Last month, the U.S. Court of Appeals for the 11th Circuit, which sets legal precedent for the states of Florida, Alabama, and Georgia, ruled that a jury could find that police used unconstitutional excessive force when they tasered a man recovering from a diabetic seizure.
In 2010, police responded to a 911 call that a man had collapsed in a supermarket. Medics placed the unresponsive man on a stretcher and put him in the ambulance. When the man regained consciousness, he asked for something sweet to eat but did not say that he was diabetic. The medics told him that he would be taken in for an involuntary psychiatric evaluation. The man then tried to leave the ambulance, but the medics physically struggled with him to stop him from leaving.
The medics ultimately left the ambulance and called police. The medics told police that the man might be “on illegal drugs.” Police entered the ambulance and found the man lying on the ambulance floor. Police ordered the man to get on the stretcher and when he did not, they started to taser him without warning. Ultimately, the police tasered him nine times, lasting 49 seconds.
Eventually, the man was placed on the stretcher and medics drove him to the hospital. The medics then discovered his low blood sugar, and the man was treated and released from the hospital. He was not charged with any crime.
The man ultimately filed a lawsuit against police for excessive force and unconstitutional use of a taser. He had collapsed from a diabetic seizure and needed treatment, not tasering. The district court dismissed the lawsuit, but on appeal last week the 11th Circuit held that the case should go to trial. The court held “When we view the evidence in the light most favorable to Boynton, Norton’s use of force appears to be excessive. He did respond to a call about a “combative” medical patient, but by the time he arrived Boynton was not combative at all. In fact, he was barely responsive, lying immobile on the floor of the ambulance. When Norton told him to get onto the stretcher, Boynton did not move, but he also did not struggle or argue when Norton moved him. Norton admits that the only “resistance” he encountered was when Boynton “tensed” his body, making it difficult for him to reposition Boynton on the stretcher. In response, Norton tased Boynton nine times, eight of which were after Boynton had agreed to comply with Norton’s demands. Based on those facts, a reasonable juror could conclude that Norton’s use of force was disproportionate to any threat Boynton posed and was unreasonably excessive under the circumstances.”

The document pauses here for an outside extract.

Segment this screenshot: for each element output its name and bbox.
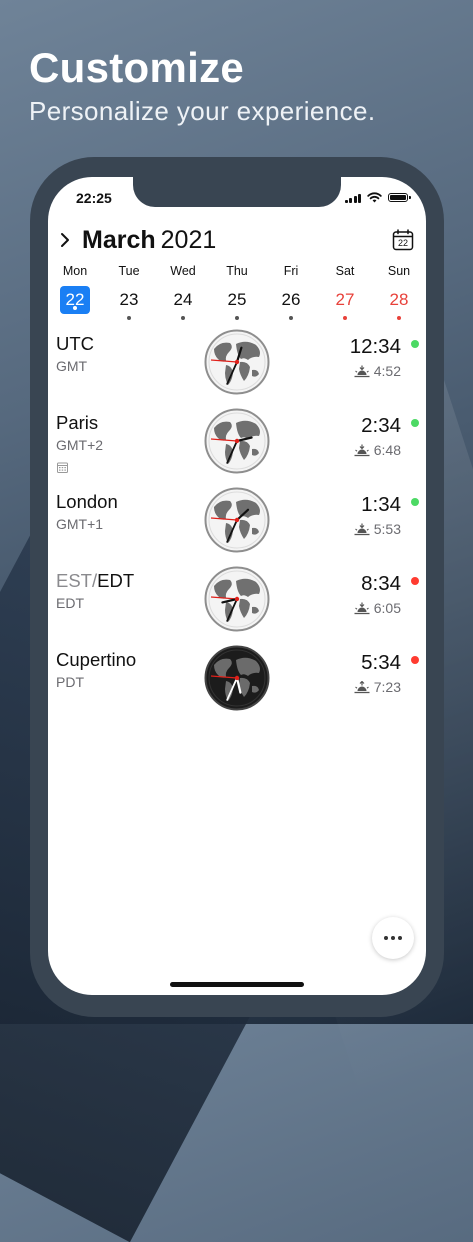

The court further held: “Norton emphasizes that the police department’s use of force policy allows officers to use a “stun gun” on suspects who exhibit “active physical resistance,” which is defined to include “bracing or tensing.” Two things about that. First, that policy does not guide our analysis — the Fourth Amendment does. Second, we do not suggest that “tensing” will never justify the use of a stun gun or taser under any circumstances. We hold only that from the evidence in the record a jury could find Norton’s use of a taser on Boynton nine times was unreasonable under the circumstances.”
Finally, the court rejected the police argument that the law was not clearly established on this issue, finding: “In 2009 this Court considered the reasonableness of an officer’s repeated use of a taser on an individual who was not accused of any crime; who did not pose an immediate threat to the officer or others; who was not belligerent or aggressive; and who was not trying to flee or evade arrest. . . . In light of [the] Oliver [opinion], a reasonable officer in Norton’s position would have known that repeatedly tasing Boynton, who was not argumentative, aggressive, or mobile, was unreasonable under the Fourth Amendment. Norton is not entitled to qualified immunity on Boynton’s excessive force claim at this time.”